The following press release explains it all.

NREMT Board Votes to Require Paramedic Accreditation

On November 13-14, 2007, the National Registry of EMTs Board of Directors
voted to require that applicants for national Paramedic certification
graduate from a nationally accredited educational program after December 31,
2012.

The motion was introduced in June 2007 and tabled to enable consultation
with other members of the EMS community. Following discussions with other
national EMS organizations, the board passed the motion unanimously on
November 14, 2007. The rationale for the change is based on the
recommendations in the EMS Education Agenda for the Future: A Systems
Approach as well as the Institute of Medicine (IOM) Report titled Emergency
Medical Services at the Crossroads. These two publications call for a
linkage of paramedic educational program accreditation with eligibility for
certification.

Currently, fourteen states require national accreditation of paramedic
education programs and, there are over 240 nationally accredited programs.
Most experts believe that this represents about one-half to one-third of the
active paramedic education programs in the country. The CoAEMSP is
committed to helping programs understand and meet the standards and
guidelines for accreditation, stated Randy Kuykendall, the current Chairman
of the Committee on Accreditation for EMS Educational Programs (CoAEMSP).

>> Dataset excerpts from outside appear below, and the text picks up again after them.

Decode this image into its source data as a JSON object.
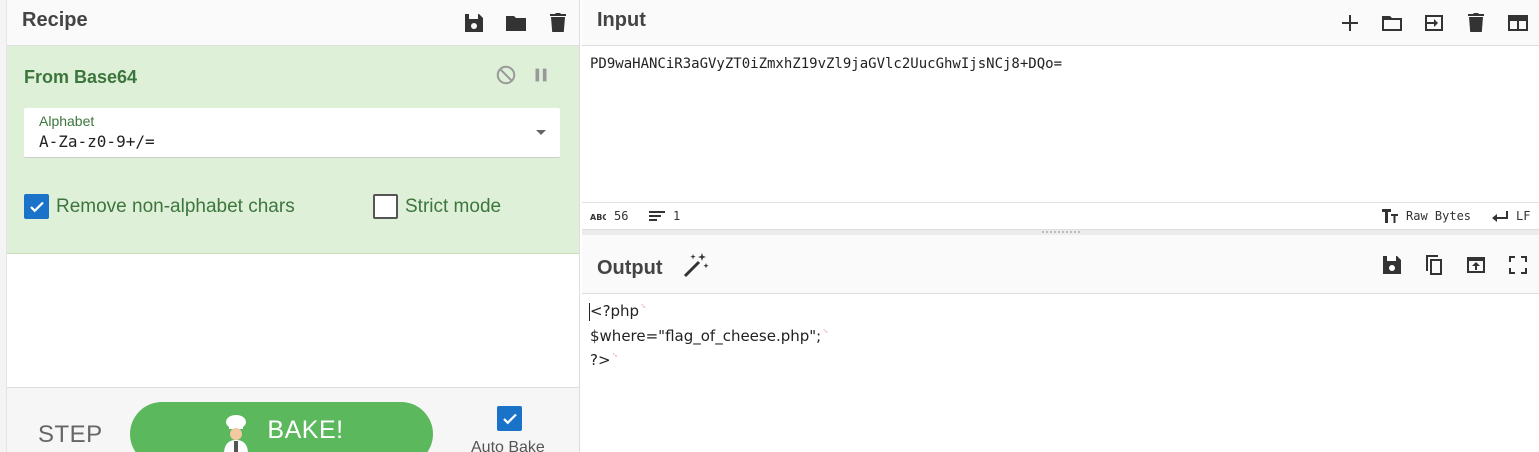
{
  "recipe": {
    "title": "Recipe",
    "header_icons": [
      "save-icon",
      "folder-icon",
      "trash-icon"
    ],
    "operation": {
      "name": "From Base64",
      "alphabet_label": "Alphabet",
      "alphabet_value": "A-Za-z0-9+/=",
      "options": [
        {
          "label": "Remove non-alphabet chars",
          "checked": true
        },
        {
          "label": "Strict mode",
          "checked": false
        }
      ]
    },
    "controls": {
      "step_label": "STEP",
      "bake_label": "BAKE!",
      "auto_bake_label": "Auto Bake",
      "auto_bake_checked": true
    }
  },
  "input": {
    "title": "Input",
    "header_icons": [
      "plus-icon",
      "folder-icon",
      "sign-in-icon",
      "trash-icon",
      "layout-icon"
    ],
    "text": "PD9waHANCiR3aGVyZT0iZmxhZ19vZl9jaGVlc2UucGhwIjsNCj8+DQo=",
    "status": {
      "char_count": "56",
      "line_count": "1",
      "encoding": "Raw Bytes",
      "eol": "LF"
    }
  },
  "output": {
    "title": "Output",
    "header_icons": [
      "magic-wand-icon",
      "save-icon",
      "copy-icon",
      "replace-input-icon",
      "maximise-icon"
    ],
    "lines": [
      "<?php",
      "$where=\"flag_of_cheese.php\";",
      "?>"
    ],
    "eol_marker": "␍"
  },
  "colors": {
    "operation_bg": "#dff0d8",
    "operation_text": "#3c763d",
    "bake_button": "#5cb85c",
    "checkbox": "#1a73c8",
    "crlf_marker": "#d9534f"
  }
}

William E. Brown, Jr., NREMT Executive Director said We believe that the
major barrier to achieving accreditation will be institutional support. We
hope that this policy provides paramedic program directors with the leverage
to get the same resources as other allied health education programs. There
is simply no reason why any quality program cannot achieve accreditation in
the next five years.

Another concern is the number of paramedic programs that are in
"non-traditional" educational settings. Dr. George Hatch, CoAEMSP Executive
Director, stated We currently have accredited programs in all types of
locations and institutions. The CoAEMSP has a variety of mechanisms to meet
the sponsorship requirements. Virtually any type program, including
proprietary and agency based, can meet the sponsorship standard through
seeking independent institutional accreditation or collaborating with other
organizations to form a consortium.

While the EMS Education Agenda for the Future calls for educational
accreditation for all levels of EMS personnel, the IOM report recommends
requiring accreditation only at the paramedic level. The NREMT motion
affects only paramedic eligibility. Jimm Murray, NREMT Vice-Chairman (of
the Board of Directors) concludes that the current evidence supports
requiring accreditation at the paramedic level. We may revisit the issue of
accreditation at other levels at a later date.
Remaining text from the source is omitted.